If I could save time in a bottle, the first thing that I’d like to do…” [Jim Croce]
In exasperation one day, my husband says to me “you have a dysfunctional relationship with time”. The pronouncement of his analysis, his finding, sounds so scientific, so clear, so final, it brooks no argument.
The clocks I have everywhere are ironic evidence that I can’t get enough of it – Time. There are literally three clocks in my study and at least one in every room. I have three simple but expensive swatch watches, chosen because they are lightweight, waterproof, have easy-to-read big faces, thin straps and I can barely feel them on my wrist. But still I remove them whenever I can, and so two are lost and one has a broken strap. So, right now, I do not have one on my wrist.

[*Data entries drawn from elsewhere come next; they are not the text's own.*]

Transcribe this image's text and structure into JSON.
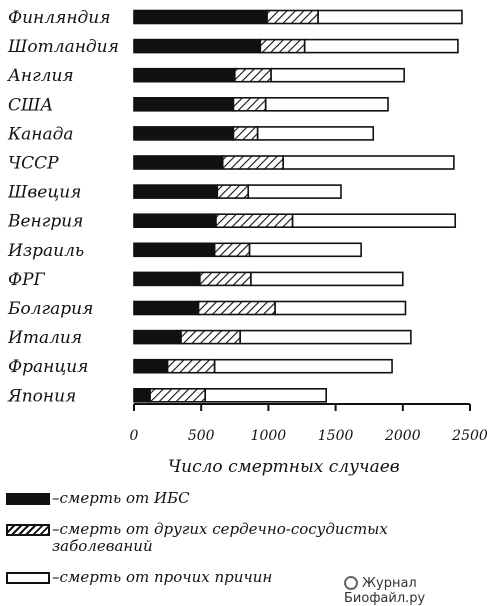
{
  "chart_data": {
    "type": "bar",
    "orientation": "horizontal",
    "stacked": true,
    "categories": [
      "Финляндия",
      "Шотландия",
      "Англия",
      "США",
      "Канада",
      "ЧССР",
      "Швеция",
      "Венгрия",
      "Израиль",
      "ФРГ",
      "Болгария",
      "Италия",
      "Франция",
      "Япония"
    ],
    "series": [
      {
        "name": "смерть от ИБС",
        "pattern": "solid",
        "values": [
          990,
          940,
          750,
          740,
          740,
          660,
          620,
          610,
          600,
          490,
          480,
          350,
          250,
          120
        ]
      },
      {
        "name": "смерть от других сердечно-сосудистых заболеваний",
        "pattern": "hatched",
        "values": [
          380,
          330,
          270,
          240,
          180,
          450,
          230,
          570,
          260,
          380,
          570,
          440,
          350,
          410
        ]
      },
      {
        "name": "смерть от прочих причин",
        "pattern": "empty",
        "values": [
          1070,
          1140,
          990,
          910,
          860,
          1270,
          690,
          1210,
          830,
          1130,
          970,
          1270,
          1320,
          900
        ]
      }
    ],
    "xlabel": "Число смертных случаев",
    "xlim": [
      0,
      2500
    ],
    "xticks": [
      0,
      500,
      1000,
      1500,
      2000,
      2500
    ],
    "grid": false,
    "legend_placement": "bottom"
  },
  "legend": [
    {
      "pattern": "solid",
      "label": "–смерть от ИБС"
    },
    {
      "pattern": "hatched",
      "label": "–смерть от других сердечно-сосудистых",
      "label2": "заболеваний"
    },
    {
      "pattern": "empty",
      "label": "–смерть от прочих причин"
    }
  ],
  "watermark": {
    "icon": "microscope-icon",
    "text": "Журнал Биофайл.ру"
  }
}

The reasons stare me in the face. Not the face of the watch. In the wristband. I cannot keep the watch on for more than a short period, perhaps 30 minutes, but mostly not even 10. There is always a good reason for removing it. I have to wash up, or bath the kids, so it might get ruined. Yes, it’s waterproof, but just in case, you know? Or the wristband – it is too tight, or too loose, so I remove it to bring some relief to my wrist. Or it gets too sweaty under it, and I have to give my wrist some air. Or despite how thin it is, it bumps awkwardly onto the laptop or desk as I type or write. So, I have to take it off, for comfort, for release from the pressure.
And so I lose track of time.
But I am extremely conscious of Time and how much has to be done, before it runs out.
Time does run out, like the sand in an old-fashioned, clinch-waisted timer. Each grain of sand is some thing. Some thing to do. And I try to get in as many grains, or get out of as many grains, what it is that I need to get done. Things as weighty as deep thinking, as light as dusting a desk, or picking up a piece of paper from the floor, or a feather left behind on the ground for my grandchild by a bird flying off.
My husband’s pronouncement, however, disturbs me. It rankles. It sounds true; it sounds so clever.
I use many of my left-over grains of time to ponder this. Often. Although it sounds true, I know it isn’t. But I can’t say why.
At last, I think of a comeback for him. It may seem a bit lame, I admit, but there is a grain of truth in it too, I think and smile smugly.
“Perhaps,” I say, “it is YOU who have a dysfunctional relationship with time?”
And my argument? I am an African. A South African, like my husband is. And in Africa, amongst other Africans, (unlike those who, somewhere in their lineage far far back in time, are of German descent – hint, hint, husband), Time is not ‘of the essence’. Rather, what is ‘of the essence’ is savouring, nurturing, feeding relationships with people, with one’s environment, and not with Time. This is what makes the hands of my clock, my grains of sand, move. This is what takes up, deserves, my time. And there is not a clock in the world that can measure this. They just do not have enough Time.
“And so what,” he responds, “if not being ON time, is disrespectful of other people’s time?”
Hmmm. Stumped? No. I realise that there isn’t a simple comeback. I’ll have to ponder a more complex argument. And what could that be? Only Time will tell.